Pendant des années, j’ai cru que le plus incroyable dans cette histoire, c’était le hasard.

Parmi toutes les familles qui attendaient d’adopter, Ava est arrivée chez nous.

Parmi toutes les maisons que Daniel et moi aurions pu acheter, nous avons acheté la sienne.

Et de tout ce qui restait après la vente de la succession de Walter, la boîte de Marie avait miraculeusement survécu, cachée dans ce mur.

Mais je ne pense pas que le hasard soit le plus important.

Le plus important, c’est ce que nous avons trouvé à l’intérieur.

Pas les liens.

Pas les documents.

Pas même les photos.

C’était la preuve de quelque chose dont Ava avait peu à peu commencé à douter.

Avant l’hôpital.

Avant les familles d’accueil.

Avant les chambres inconnues, les travailleurs sociaux et les nouvelles familles…

Ava avait été profondément, totalement aimée.

Marie la désirait.

Elle chérissait chaque instant passé avec elle.

Elle se souvenait des bottes rouges et des constellations imaginaires.

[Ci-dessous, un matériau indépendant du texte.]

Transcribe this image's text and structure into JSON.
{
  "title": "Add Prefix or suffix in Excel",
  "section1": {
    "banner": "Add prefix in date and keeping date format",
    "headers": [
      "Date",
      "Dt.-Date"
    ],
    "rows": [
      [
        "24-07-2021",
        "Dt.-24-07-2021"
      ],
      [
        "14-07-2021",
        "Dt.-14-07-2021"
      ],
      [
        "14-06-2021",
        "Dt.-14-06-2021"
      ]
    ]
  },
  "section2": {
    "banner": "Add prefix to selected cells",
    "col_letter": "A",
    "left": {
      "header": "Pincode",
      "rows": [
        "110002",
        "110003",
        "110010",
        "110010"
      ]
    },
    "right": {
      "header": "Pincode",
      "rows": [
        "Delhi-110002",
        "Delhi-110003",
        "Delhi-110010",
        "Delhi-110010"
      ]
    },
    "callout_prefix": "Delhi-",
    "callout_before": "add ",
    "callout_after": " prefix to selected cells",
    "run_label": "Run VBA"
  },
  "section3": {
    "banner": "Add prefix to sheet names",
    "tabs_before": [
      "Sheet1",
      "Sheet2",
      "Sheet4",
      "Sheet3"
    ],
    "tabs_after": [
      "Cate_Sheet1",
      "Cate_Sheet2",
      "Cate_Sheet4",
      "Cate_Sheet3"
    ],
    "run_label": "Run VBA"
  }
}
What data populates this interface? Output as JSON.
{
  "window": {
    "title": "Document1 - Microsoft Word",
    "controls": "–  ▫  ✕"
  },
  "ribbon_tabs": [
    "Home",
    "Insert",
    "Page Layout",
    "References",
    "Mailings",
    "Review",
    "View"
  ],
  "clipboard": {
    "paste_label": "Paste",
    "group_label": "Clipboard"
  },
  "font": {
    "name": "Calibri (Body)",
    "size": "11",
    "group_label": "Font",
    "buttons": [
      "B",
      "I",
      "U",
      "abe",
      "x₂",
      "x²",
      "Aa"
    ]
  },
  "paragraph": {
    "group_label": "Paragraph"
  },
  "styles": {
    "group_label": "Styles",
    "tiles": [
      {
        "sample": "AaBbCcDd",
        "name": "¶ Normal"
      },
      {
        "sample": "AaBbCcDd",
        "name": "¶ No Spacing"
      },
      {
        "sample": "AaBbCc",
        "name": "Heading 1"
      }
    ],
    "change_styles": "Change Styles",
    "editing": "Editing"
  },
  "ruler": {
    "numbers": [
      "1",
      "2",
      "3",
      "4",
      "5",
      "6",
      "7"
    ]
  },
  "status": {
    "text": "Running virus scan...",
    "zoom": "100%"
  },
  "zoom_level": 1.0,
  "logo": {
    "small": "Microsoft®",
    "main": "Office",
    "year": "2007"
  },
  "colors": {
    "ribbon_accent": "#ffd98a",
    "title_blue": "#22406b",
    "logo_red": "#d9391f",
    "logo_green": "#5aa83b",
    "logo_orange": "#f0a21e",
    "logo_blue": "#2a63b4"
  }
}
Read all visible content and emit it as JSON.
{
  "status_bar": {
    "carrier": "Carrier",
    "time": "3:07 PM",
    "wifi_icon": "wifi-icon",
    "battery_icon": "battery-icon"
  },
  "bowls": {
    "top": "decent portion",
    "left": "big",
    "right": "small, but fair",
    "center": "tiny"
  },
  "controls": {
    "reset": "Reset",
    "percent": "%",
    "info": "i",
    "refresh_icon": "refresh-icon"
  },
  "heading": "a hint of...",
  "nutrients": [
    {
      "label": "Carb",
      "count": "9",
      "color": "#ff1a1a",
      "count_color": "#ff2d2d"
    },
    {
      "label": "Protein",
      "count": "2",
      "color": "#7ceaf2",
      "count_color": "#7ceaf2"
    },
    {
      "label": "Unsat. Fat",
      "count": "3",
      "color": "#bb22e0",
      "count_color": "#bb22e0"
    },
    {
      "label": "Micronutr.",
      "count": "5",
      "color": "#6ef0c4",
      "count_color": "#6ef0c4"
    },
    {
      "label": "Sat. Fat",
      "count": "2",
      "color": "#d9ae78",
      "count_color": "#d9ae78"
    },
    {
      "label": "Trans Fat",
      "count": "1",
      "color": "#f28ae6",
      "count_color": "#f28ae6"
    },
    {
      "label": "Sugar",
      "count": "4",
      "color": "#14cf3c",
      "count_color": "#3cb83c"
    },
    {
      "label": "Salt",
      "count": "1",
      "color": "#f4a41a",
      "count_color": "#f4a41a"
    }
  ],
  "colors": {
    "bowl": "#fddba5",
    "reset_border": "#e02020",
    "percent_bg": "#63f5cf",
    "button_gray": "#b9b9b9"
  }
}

Elle économisait pour l’avenir qu’elle souhaitait ardemment pour sa fille.

Elle notait les jours ordinaires, car elle savait que ces jours deviennent inestimables lorsqu’ils appartiennent à quelqu’un qu’on aime.

Marie ne pouvait pas rester.

Mais elle a trouvé le moyen de laisser un chemin à sa fille.

Des années plus tard, Ava l’a suivi.

Et d’une manière ou d’une autre, ce chemin l’a ramenée droit à la même maison.

Mais cette fois, elle n’était pas seule.

Il y avait Daniel.

Il y avait moi.

Non pas pour remplacer la famille qu’elle avait perdue.

Ne pas lui demander d’oublier.

Juste rester à ses côtés pendant qu’elle se souvenait.

Peut-être est-ce cela, être une famille :

Ne pas s’approprier l’histoire de quelqu’un d’autre.

Ne pas exiger que le passé disparaisse.

Mais aider quelqu’un à porter chaque chapitre de sa vie, pour qu’il n’ait jamais à le porter seul.

Ce jour-là, nous pensions ramener Ava à la maison.

Nous ignorions qu’elle y était déjà.

Nous avons simplement eu la chance d’être là lorsqu’elle a enfin retrouvé son chemin.